Ta strona została uwierzytelniona.
II. O MONARCHII I SUKCESJI DZIEDZICZNEJ


Ludzkość początkowo równą była wedle ładu stworzenia, a równość ową zniszczyć mogły tylko późniejsze okoliczności. Rozróżnienie na bogatych i biednych da się w znacznej mierze wyłożyć, a to bez nawracania do szorstko brzmiących imion opresji i chciwości. Opresja bywa często konsekwencją, ale rzadziej bądź też nigdy środkiem do bogactw; a chociaż chciwość może człowieka w znacznej mierze uchować od bycia spotrzebowanym biedakiem, czyni go zbyt płochliwym, aby był bogaty.

Jest jednak inne a wielkie rozróżnienie, któremu żadnego naturalnego czy religijnego wyjaśnienia udzielić się nie da, a jest to rozróżnianie ludzi na KRÓLÓW i PODDANYCH. Płeć męska i żeńska to rozróżnienia natury, dobro i zło to rozróżnienia z Niebios. Ale warto dociec, jak jeden rodzaj ludzi stał się nad resztą tak wywyższony, a wyróżniony jak jaki nowy gatunek, oraz czy są oni środkiem do szczęśliwości, czy też niedoli ludzkości.
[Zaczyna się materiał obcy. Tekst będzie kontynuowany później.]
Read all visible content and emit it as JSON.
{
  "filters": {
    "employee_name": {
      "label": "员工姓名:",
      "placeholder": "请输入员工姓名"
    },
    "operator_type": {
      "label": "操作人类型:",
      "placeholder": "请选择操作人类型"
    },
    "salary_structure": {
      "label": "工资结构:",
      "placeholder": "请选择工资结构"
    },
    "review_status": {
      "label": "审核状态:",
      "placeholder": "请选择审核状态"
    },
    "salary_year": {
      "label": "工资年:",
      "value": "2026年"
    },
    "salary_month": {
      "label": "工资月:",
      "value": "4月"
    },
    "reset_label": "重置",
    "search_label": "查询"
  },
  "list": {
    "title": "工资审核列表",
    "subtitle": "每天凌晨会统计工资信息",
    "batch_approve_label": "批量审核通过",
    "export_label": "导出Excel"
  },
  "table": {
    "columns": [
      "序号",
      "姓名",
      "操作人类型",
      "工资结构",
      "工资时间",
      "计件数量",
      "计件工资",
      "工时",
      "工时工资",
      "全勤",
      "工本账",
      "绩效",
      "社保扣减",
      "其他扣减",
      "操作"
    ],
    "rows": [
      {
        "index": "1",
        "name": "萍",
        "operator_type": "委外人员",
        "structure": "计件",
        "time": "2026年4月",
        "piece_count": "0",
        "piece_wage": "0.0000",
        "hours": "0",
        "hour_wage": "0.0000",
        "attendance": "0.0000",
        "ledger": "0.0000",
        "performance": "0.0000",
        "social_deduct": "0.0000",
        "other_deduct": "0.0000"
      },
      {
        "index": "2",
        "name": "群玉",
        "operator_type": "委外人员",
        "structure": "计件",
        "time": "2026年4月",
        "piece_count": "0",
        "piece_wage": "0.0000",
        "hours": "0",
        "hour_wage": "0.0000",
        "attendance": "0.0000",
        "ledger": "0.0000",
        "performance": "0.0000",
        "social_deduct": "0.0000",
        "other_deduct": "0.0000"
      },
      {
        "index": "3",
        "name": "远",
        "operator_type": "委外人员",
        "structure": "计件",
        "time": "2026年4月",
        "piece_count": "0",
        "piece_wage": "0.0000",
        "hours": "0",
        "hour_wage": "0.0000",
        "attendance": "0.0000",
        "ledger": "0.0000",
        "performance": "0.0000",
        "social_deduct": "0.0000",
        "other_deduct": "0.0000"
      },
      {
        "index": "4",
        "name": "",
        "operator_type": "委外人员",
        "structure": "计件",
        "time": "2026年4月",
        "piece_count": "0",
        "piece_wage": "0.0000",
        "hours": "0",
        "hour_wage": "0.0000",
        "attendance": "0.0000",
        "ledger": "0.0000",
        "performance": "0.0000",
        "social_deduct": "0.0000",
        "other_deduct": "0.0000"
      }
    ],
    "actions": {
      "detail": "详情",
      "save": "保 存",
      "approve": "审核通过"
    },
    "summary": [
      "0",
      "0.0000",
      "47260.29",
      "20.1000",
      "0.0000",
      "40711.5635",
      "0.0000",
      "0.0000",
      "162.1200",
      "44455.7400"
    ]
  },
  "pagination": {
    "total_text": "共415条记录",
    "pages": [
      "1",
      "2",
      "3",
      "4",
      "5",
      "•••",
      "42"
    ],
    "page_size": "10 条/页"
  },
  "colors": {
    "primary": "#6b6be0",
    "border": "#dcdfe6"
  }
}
We wczesnych latach świata, wedle chronologii Pisma, nie było królów. Konsekwencją tego, nie było wtedy wojen; są one królów pysznieniem, co wtrąca ludzi w zamącenie umysłów. W tym ostatnim stuleciu, Holandia bez króla zaznała więcej pokoju niż którykolwiek z monarchicznych rządów w Europie. Starożytność pochwali taką samą obserwację, jako że spokojne i sielskie żywota pierwszych patriarchów mają w sobie coś szczęśliwego, a co znika, kiedy dochodzimy do historii żydowskich królestw.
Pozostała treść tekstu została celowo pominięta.